Once for my daughter's wedding I had bought a few pure silver lamps which were quite big enough and very simple and pretty, and I gave gave them ot very close friends and relatives.If we fill it will oil to light it the oil owuld last at least for 3/4 days.
Now one of my very close friend opened the gift packet while she was going home with another friend, saying it must be white metal.
After few months when i met her again I asked her whether she liked the silver lamp which I had gifted her, was she using it?
She said OMG, I didn't know that it was real silver, I thought it must be some white metal, and gave off as a gift to somebody for their wedding.
From that day I was very firm in giving only cash for any function.
And one person gave a saree with some zari motifs painted on it, it kind of looked cheap, and since my maid liked it , I told her she can take it, she wore it only for one whole day and then just dipped it in water to lightly wah it without soap, she found the whole zari motifs just getting disolved. Sume times people can be so cheap, or maybe she recycled the gift because she felt it was not good enough for her.

sm said...

Gifts no perfect answer.
Giver may become upset if he knows that gift was given to someone else
If you say i do not use this ,In future gift giver will never give any gift to you again.
Its complicated subject

Renu said...

Rama: Rama what you have said, finds an echo in my heart..but giving a gift gives different type of satisfaction to me..but yes its better to give cash.

sm:very true, thats why i wanted to know some opinions.

Renu said...

Anilkumar Kurup: wherever its not a sign of love, it shouldnt be given any importance..whether its cheap or expensive its immaterial.

Unknown said...

That's a really important question you raise Renu.
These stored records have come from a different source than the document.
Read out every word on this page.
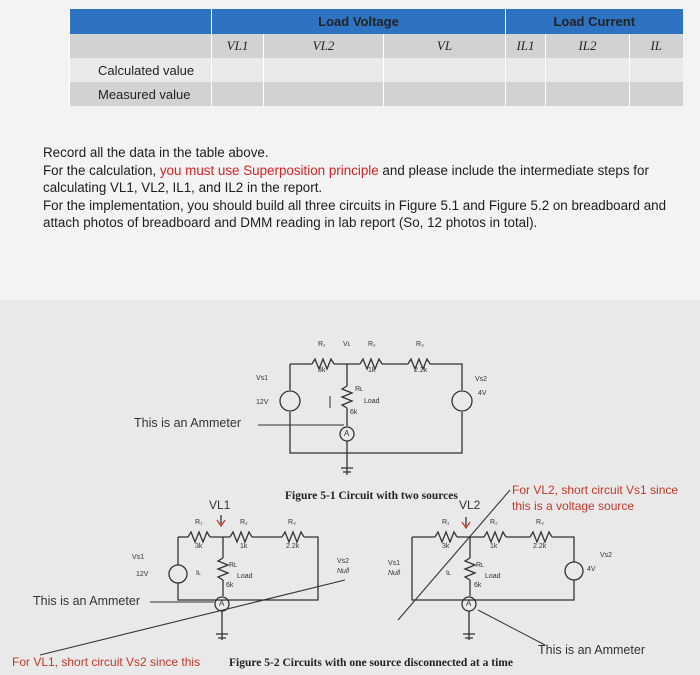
	Load Voltage			Load Current		
	VL1	VL2	VL	IL1	IL2	IL
Calculated value						
Measured value						
Record all the data in the table above.
For the calculation, you must use Superposition principle and please include the intermediate steps for
calculating VL1, VL2, IL1, and IL2 in the report.
For the implementation, you should build all three circuits in Figure 5.1 and Figure 5.2 on breadboard and
attach photos of breadboard and DMM reading in lab report (So, 12 photos in total).
R₁	Vʟ	R₂	R₃
3k	1k	2.2k
Vs1
12V
Vs2
4V
Rʟ
Load
6k
A
This is an Ammeter
Figure 5-1 Circuit with two sources
VL1
R₁	R₂	R₃
3k	1k	2.2k
Vs1
12V	Iʟ
Rʟ
Load
6k
Vs2
Null
A
This is an Ammeter
For VL1, short circuit Vs2 since this
VL2
R₁	R₂	R₃
3k	1k	2.2k
Vs1
Null	Iʟ
Rʟ
Load
6k
Vs2
4V
A
For VL2, short circuit Vs1 since
this is a voltage source
This is an Ammeter
Figure 5-2 Circuits with one source disconnected at a time
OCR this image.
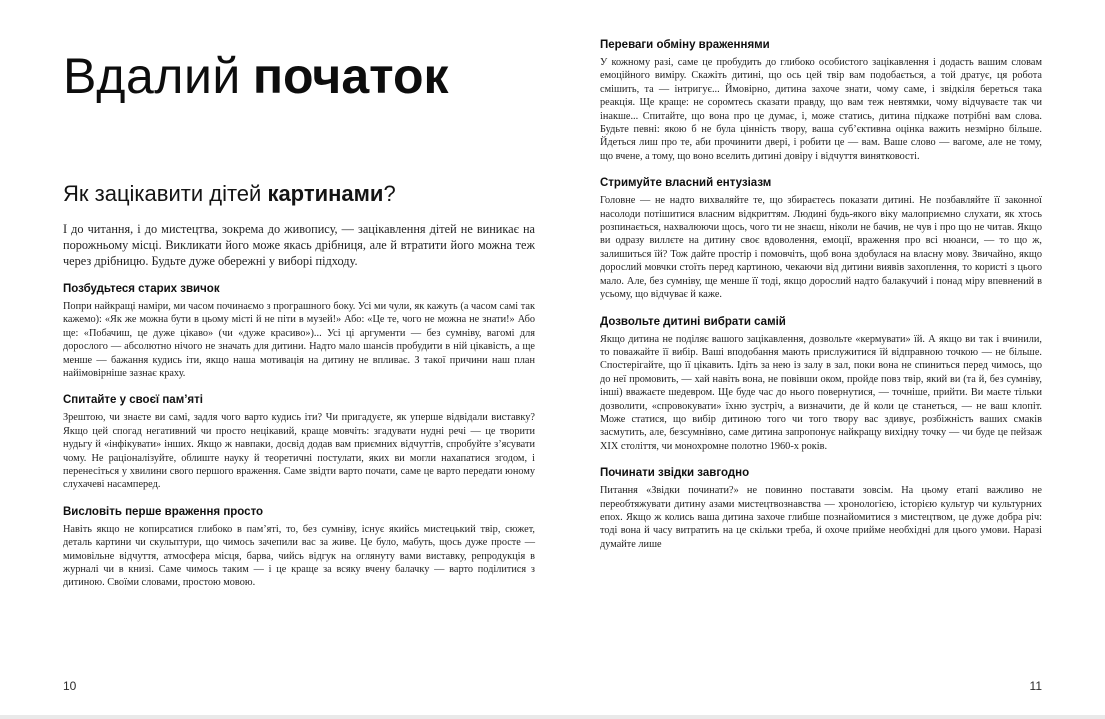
Вдалий початок
Як зацікавити дітей картинами?

І до читання, і до мистецтва, зокрема до живопису, — зацікавлення дітей не виникає на порожньому місці. Викликати його може якась дрібниця, але й втратити його можна теж через дрібницю. Будьте дуже обережні у виборі підходу.

Позбудьтеся старих звичок

Попри найкращі наміри, ми часом починаємо з програшного боку. Усі ми чули, як кажуть (а часом самі так кажемо): «Як же можна бути в цьому місті й не піти в музей!» Або: «Це те, чого не можна не знати!» Або ще: «Побачиш, це дуже цікаво» (чи «дуже красиво»)... Усі ці аргументи — без сумніву, вагомі для дорослого — абсолютно нічого не значать для дитини. Надто мало шансів пробудити в ній цікавість, а ще менше — бажання кудись іти, якщо наша мотивація на дитину не впливає. З такої причини наш план найімовірніше зазнає краху.

Спитайте у своєї пам’яті

Зрештою, чи знаєте ви самі, задля чого варто кудись іти? Чи пригадуєте, як уперше відвідали виставку? Якщо цей спогад негативний чи просто нецікавий, краще мовчіть: згадувати нудні речі — це творити нудьгу й «інфікувати» інших. Якщо ж навпаки, досвід додав вам приємних відчуттів, спробуйте з’ясувати чому. Не раціоналізуйте, облиште науку й теоретичні постулати, яких ви могли нахапатися згодом, і перенесіться у хвилини свого першого враження. Саме звідти варто почати, саме це варто передати юному слухачеві насамперед.

Висловіть перше враження просто

Навіть якщо не копирсатися глибоко в пам’яті, то, без сумніву, існує якийсь мистецький твір, сюжет, деталь картини чи скульптури, що чимось зачепили вас за живе. Це було, мабуть, щось дуже просте — мимовільне відчуття, атмосфера місця, барва, чийсь відгук на оглянуту вами виставку, репродукція в журналі чи в книзі. Саме чимось таким — і це краще за всяку вчену балачку — варто поділитися з дитиною. Своїми словами, простою мовою.

10
Переваги обміну враженнями

У кожному разі, саме це пробудить до глибоко особистого зацікавлення і додасть вашим словам емоційного виміру. Скажіть дитині, що ось цей твір вам подобається, а той дратує, ця робота смішить, та — інтригує... Ймовірно, дитина захоче знати, чому саме, і звідкіля береться така реакція. Ще краще: не соромтесь сказати правду, що вам теж невтямки, чому відчуваєте так чи інакше... Спитайте, що вона про це думає, і, може статись, дитина підкаже потрібні вам слова. Будьте певні: якою б не була цінність твору, ваша суб’єктивна оцінка важить незмірно більше. Йдеться лиш про те, аби прочинити двері, і робити це — вам. Ваше слово — вагоме, але не тому, що вчене, а тому, що воно вселить дитині довіру і відчуття винятковості.

Стримуйте власний ентузіазм

Головне — не надто вихваляйте те, що збираєтесь показати дитині. Не позбавляйте її законної насолоди потішитися власним відкриттям. Людині будь-якого віку малоприємно слухати, як хтось розпинається, нахвалюючи щось, чого ти не знаєш, ніколи не бачив, не чув і про що не читав. Якщо ви одразу виллєте на дитину своє вдоволення, емоції, враження про всі нюанси, — то що ж, залишиться їй? Тож дайте простір і помовчіть, щоб вона здобулася на власну мову. Звичайно, якщо дорослий мовчки стоїть перед картиною, чекаючи від дитини виявів захоплення, то користі з цього мало. Але, без сумніву, ще менше її тоді, якщо дорослий надто балакучий і понад міру впевнений в усьому, що відчуває й каже.

Дозвольте дитині вибрати самій

Якщо дитина не поділяє вашого зацікавлення, дозвольте «кермувати» їй. А якщо ви так і вчинили, то поважайте її вибір. Ваші вподобання мають прислужитися їй відправною точкою — не більше. Спостерігайте, що її цікавить. Ідіть за нею із залу в зал, поки вона не спиниться перед чимось, що до неї промовить, — хай навіть вона, не повівши оком, пройде повз твір, який ви (та й, без сумніву, інші) вважаєте шедевром. Ще буде час до нього повернутися, — точніше, прийти. Ви маєте тільки дозволити, «спровокувати» їхню зустріч, а визначити, де й коли це станеться, — не ваш клопіт. Може статися, що вибір дитиною того чи того твору вас здивує, розбіжність ваших смаків засмутить, але, безсумнівно, саме дитина запропонує найкращу вихідну точку — чи буде це пейзаж XIX століття, чи монохромне полотно 1960-х років.

Починати звідки завгодно

Питання «Звідки починати?» не повинно поставати зовсім. На цьому етапі важливо не переобтяжувати дитину азами мистецтвознавства — хронологією, історією культур чи культурних епох. Якщо ж колись ваша дитина захоче глибше познайомитися з мистецтвом, це дуже добра річ: тоді вона й часу витратить на це скільки треба, й охоче прийме необхідні для цього умови. Наразі думайте лише

11
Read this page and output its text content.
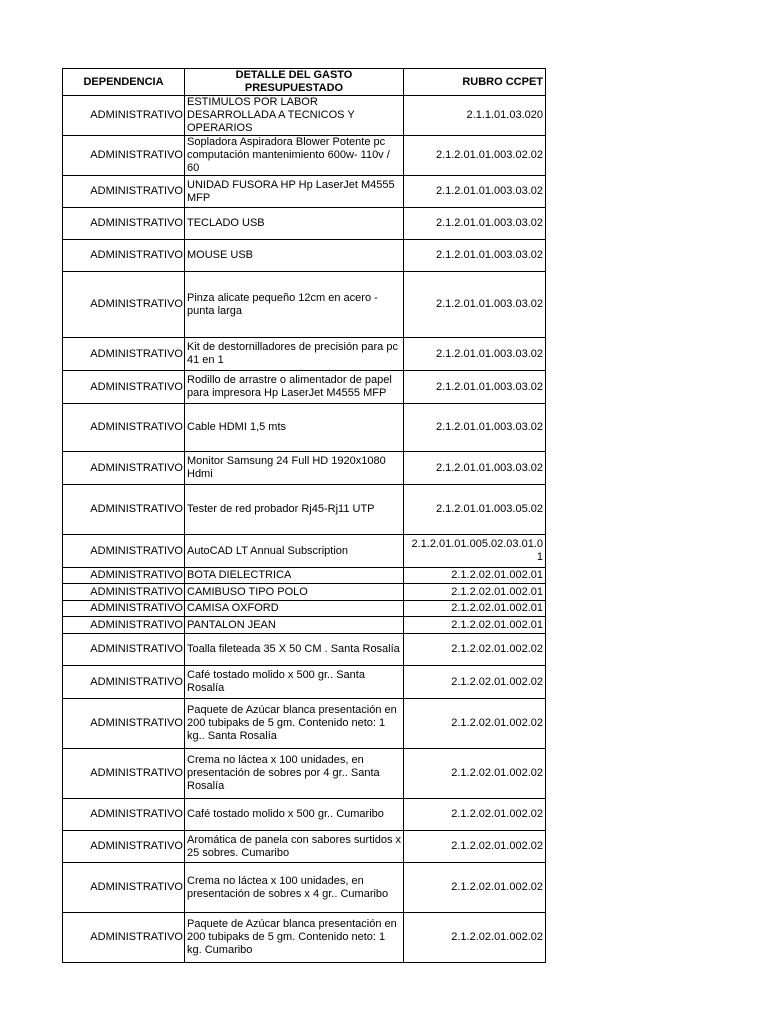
DEPENDENCIA	DETALLE DEL GASTO PRESUPUESTADO	RUBRO CCPET
ADMINISTRATIVO	ESTIMULOS POR LABOR DESARROLLADA A TECNICOS Y OPERARIOS	2.1.1.01.03.020
ADMINISTRATIVO	Sopladora Aspiradora Blower Potente pc computación mantenimiento 600w- 110v / 60	2.1.2.01.01.003.02.02
ADMINISTRATIVO	UNIDAD FUSORA HP Hp LaserJet M4555 MFP	2.1.2.01.01.003.03.02
ADMINISTRATIVO	TECLADO USB	2.1.2.01.01.003.03.02
ADMINISTRATIVO	MOUSE USB	2.1.2.01.01.003.03.02
ADMINISTRATIVO	Pinza alicate pequeño 12cm en acero - punta larga	2.1.2.01.01.003.03.02
ADMINISTRATIVO	Kit de destornilladores de precisión para pc 41 en 1	2.1.2.01.01.003.03.02
ADMINISTRATIVO	Rodillo de arrastre o alimentador de papel para impresora Hp LaserJet M4555 MFP	2.1.2.01.01.003.03.02
ADMINISTRATIVO	Cable HDMI 1,5 mts	2.1.2.01.01.003.03.02
ADMINISTRATIVO	Monitor Samsung 24 Full HD 1920x1080 Hdmi	2.1.2.01.01.003.03.02
ADMINISTRATIVO	Tester de red probador Rj45-Rj11 UTP	2.1.2.01.01.003.05.02
ADMINISTRATIVO	AutoCAD LT Annual Subscription	2.1.2.01.01.005.02.03.01.01
ADMINISTRATIVO	BOTA DIELECTRICA	2.1.2.02.01.002.01
ADMINISTRATIVO	CAMIBUSO TIPO POLO	2.1.2.02.01.002.01
ADMINISTRATIVO	CAMISA OXFORD	2.1.2.02.01.002.01
ADMINISTRATIVO	PANTALON JEAN	2.1.2.02.01.002.01
ADMINISTRATIVO	Toalla fileteada 35 X 50 CM . Santa Rosalía	2.1.2.02.01.002.02
ADMINISTRATIVO	Café tostado molido x 500 gr.. Santa Rosalía	2.1.2.02.01.002.02
ADMINISTRATIVO	Paquete de Azúcar blanca presentación en 200 tubipaks de 5 gm. Contenido neto: 1 kg.. Santa Rosalía	2.1.2.02.01.002.02
ADMINISTRATIVO	Crema no láctea x 100 unidades, en presentación de sobres por 4 gr.. Santa Rosalía	2.1.2.02.01.002.02
ADMINISTRATIVO	Café tostado molido x 500 gr.. Cumaribo	2.1.2.02.01.002.02
ADMINISTRATIVO	Aromática de panela con sabores surtidos x 25 sobres. Cumaribo	2.1.2.02.01.002.02
ADMINISTRATIVO	Crema no láctea x 100 unidades, en presentación de sobres x 4 gr.. Cumaribo	2.1.2.02.01.002.02
ADMINISTRATIVO	Paquete de Azúcar blanca presentación en 200 tubipaks de 5 gm. Contenido neto: 1 kg. Cumaribo	2.1.2.02.01.002.02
I think a gift must be accepted graciously no matter what. It's good to put it to use in some way or like you said donate if we're not using it...

But if we have a good understanding and camaraderie with the person gifting, polite hints can be dropped about your preferences.... Nah...just a thought really ;-)

Renu said...

Cest La Vie:Welcome here Mamta!..I agree with you, with very close people we may hint later on.

Jeevan said...

I never complain about the gifts received and I see it just as a token of love... whether we like it or use it not, accepts with smiled face is my policy. But your points about choice and repeated with same make me think more. I think it’s very important to read people before gifting them something, because just gifting alone doesn’t change anything unless we share something quite to understand each other. I don’t anticipate gifts but a true greeting from their heart/mind.